“End the Tour” and other Doping Dementia

I have a tendency to follow less than mainstream sports.  I am a long time chess player and have always followed the tournaments, but the internet has allowed other native interests to blossom so that I can follow everything from Division III football to the Mr. Olympia bodybuilding competition in a very timely fashion.

But through the efforts of a co-worker I also follow some pro cycling, and the reaction of some American writers to the recent doping difficulties on the Tour de France is so silly as to be HC.  HC, by the by, is the highest categorization given to a mountain on a Tour course, and  translates roughly as “without comparison”.

For example, Michael Ventre at MSNBC wants to scrap the tour until it is perfectly clean. His colleage Bryan Burwell gets off a collateral shot while wallowing with his cynical side. In addressing the Barry Bonds fiasco he argues Bonds is not the only person in sports who is tainted, and then appends a list of names that included Lance Armstrong.

While I am not one to defend Tour officials and some of their questionable practices, one can only suspect from these columns that these and other writers have been engaging in some recreational chemistry of their own to toss this stuff out.

General to the topic, there is clearly as much chance of France moving to shut down the Tour as their is of a Greek held Olympic games deciding to cancel the Marathon event. The Tour is an event of international stature and national pride, and it will tough it out. Clearly if Mr. Ventre was engaging in real journalism, he would have made a similar suggestion about professional baseball during the steroid era…a column I cannot seem to find.

Regarding taint, Mr. Burwell might note that while Barry Bonds conduct has been of a level that he had to testify before a grand jury that Lance Armstrong-in winning the Tour de France seven consecutive times-was tested innumerable times and never failed a drug test. The French labs, which are so quick to claim doping, have never come close to reasonably suggesting he doped. When a sponsor attempted to welch on a contract with Armstrong because of doping concerns, Armstrong sued and won-which, if there was proof of doping, he could never have done.

Mr. Burwell also mentions Roger Clemens.  Dang it and excuse me, but all I have never seen any allegation of doping on Mr. Clemens part…yet Mr. Burwell puts him in the same company as Barry Bonds and Floyd Landis (who, by the way, is still deep in an appeal process to show he is not guiltly of doping-which means the jury is still out).  But that doesn’t matter to folks like BB, who prefer creation of flashy copy rather than good copy.

One of the mildly humorous aspects of all this is that the Doping enforcement model is based on a “guilty until proven innocent” concept…which I am sure these writers would find abhorent if applied to anything else. 

 The real cynicsm is found in Burwell’s comment “But the cheats are everywhere.

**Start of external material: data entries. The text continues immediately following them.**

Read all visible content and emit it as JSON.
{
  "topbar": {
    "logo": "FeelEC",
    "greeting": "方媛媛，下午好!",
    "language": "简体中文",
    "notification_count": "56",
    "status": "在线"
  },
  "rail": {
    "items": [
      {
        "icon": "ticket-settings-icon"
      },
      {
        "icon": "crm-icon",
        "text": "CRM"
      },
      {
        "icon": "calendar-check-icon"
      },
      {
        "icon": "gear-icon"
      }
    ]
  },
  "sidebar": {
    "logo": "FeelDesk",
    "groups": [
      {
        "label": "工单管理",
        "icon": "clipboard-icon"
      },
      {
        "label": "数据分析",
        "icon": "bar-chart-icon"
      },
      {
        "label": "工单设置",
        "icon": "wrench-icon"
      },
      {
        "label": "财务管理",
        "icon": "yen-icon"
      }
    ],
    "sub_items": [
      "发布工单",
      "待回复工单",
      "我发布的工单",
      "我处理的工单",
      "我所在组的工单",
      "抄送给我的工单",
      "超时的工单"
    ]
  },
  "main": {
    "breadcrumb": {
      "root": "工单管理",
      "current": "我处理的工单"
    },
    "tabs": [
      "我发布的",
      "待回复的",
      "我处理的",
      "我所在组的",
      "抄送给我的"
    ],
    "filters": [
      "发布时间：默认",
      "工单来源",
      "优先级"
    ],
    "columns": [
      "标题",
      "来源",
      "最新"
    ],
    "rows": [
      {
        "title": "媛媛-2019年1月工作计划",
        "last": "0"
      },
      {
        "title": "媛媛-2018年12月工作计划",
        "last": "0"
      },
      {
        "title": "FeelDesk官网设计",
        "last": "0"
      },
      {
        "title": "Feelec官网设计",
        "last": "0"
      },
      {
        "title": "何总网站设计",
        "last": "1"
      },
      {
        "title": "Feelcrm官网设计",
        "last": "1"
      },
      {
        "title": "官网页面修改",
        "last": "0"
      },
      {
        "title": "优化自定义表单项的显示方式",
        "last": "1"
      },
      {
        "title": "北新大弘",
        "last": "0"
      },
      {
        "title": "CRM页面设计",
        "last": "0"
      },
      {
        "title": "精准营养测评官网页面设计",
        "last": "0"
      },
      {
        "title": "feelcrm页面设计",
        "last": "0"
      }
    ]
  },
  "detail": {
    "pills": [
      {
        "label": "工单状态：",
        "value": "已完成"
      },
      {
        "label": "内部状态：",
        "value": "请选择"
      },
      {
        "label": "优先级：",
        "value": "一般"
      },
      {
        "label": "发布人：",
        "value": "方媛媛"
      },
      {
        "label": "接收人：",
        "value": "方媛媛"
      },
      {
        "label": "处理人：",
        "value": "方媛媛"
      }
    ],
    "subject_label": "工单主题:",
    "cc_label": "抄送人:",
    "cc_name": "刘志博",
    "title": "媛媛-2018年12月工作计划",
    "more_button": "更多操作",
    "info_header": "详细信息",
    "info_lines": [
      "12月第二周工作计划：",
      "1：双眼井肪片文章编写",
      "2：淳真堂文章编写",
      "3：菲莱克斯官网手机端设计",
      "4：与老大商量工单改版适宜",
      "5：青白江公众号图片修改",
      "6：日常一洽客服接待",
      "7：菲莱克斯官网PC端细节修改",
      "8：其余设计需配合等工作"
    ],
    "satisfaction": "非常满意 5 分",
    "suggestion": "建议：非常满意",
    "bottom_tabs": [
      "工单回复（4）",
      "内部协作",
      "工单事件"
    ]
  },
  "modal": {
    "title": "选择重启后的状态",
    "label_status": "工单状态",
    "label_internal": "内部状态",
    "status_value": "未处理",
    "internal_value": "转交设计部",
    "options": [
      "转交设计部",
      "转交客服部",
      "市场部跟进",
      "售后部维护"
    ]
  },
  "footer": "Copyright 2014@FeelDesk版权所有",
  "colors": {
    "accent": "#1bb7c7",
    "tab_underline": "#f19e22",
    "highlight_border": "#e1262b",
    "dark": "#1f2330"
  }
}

The liars and witch doctors lurk behind every grand achievement.”  He fails to mention the scribes and charlatans of the mass media who saw first hand what was happening, could have been in the forefront of sounding the call that something was amiss.  To now adopt such a tone of ennui when sportswriters across the country saw what was in the locker rooms, saw up close and personal how these players bodies were being recreated, had the bully pulpit to say something-and didn’t…well, that is about as demented as it is to cast stones at folks who either have not been suspected or have been challenged and been found clean.

This is not to say that I approve of doping.  I don’t.  I think doping damages the players who use, undermines the sport they participate in, and sets an incredibly bad example for those who want to emulate them both morally and physically.  However, as far as records go, baseball chose to turn a blind eye and not test.  To the layman’s eye, Barry Bonds clearly juiced.  Compare his body as a young man to what he has now, look at the sudden upturn in his statistics after the age of 35, and there really is no other explanation.  However, without a test or without complete consensus to put an “RX” after steroid records, how can you say for a fact that he juiced?  If he has the brazen chutzpah to say and believe he didn’t, and he wasn’t caught, and it wasn’t against the letter of the law when he did it, how can you not put him in the record books?

However, putting him in the record books does not mean we honor him.  We don’t and we won’t.  But unless you want to  put an asterisk next to all those in positions of power who saw it happening and did nothing, how can you asterisk Bonds?

That’s crazy talk, as is talk about ending the tour or claiming that every great atheletic acheivement in the last fifteen years is questionable.  It is the deluded babble of ink stained wretches who need to write something, anything, to meet deadline.  It is the demented stylings of a profession who want to tear down folks they used to build up.  It is the vicious scibblings of people who have a forum and an audience who find it easier to point fingers than to look in the mirror, own up to their part, and try to make things better so they are not tempted to indulge their silliness again.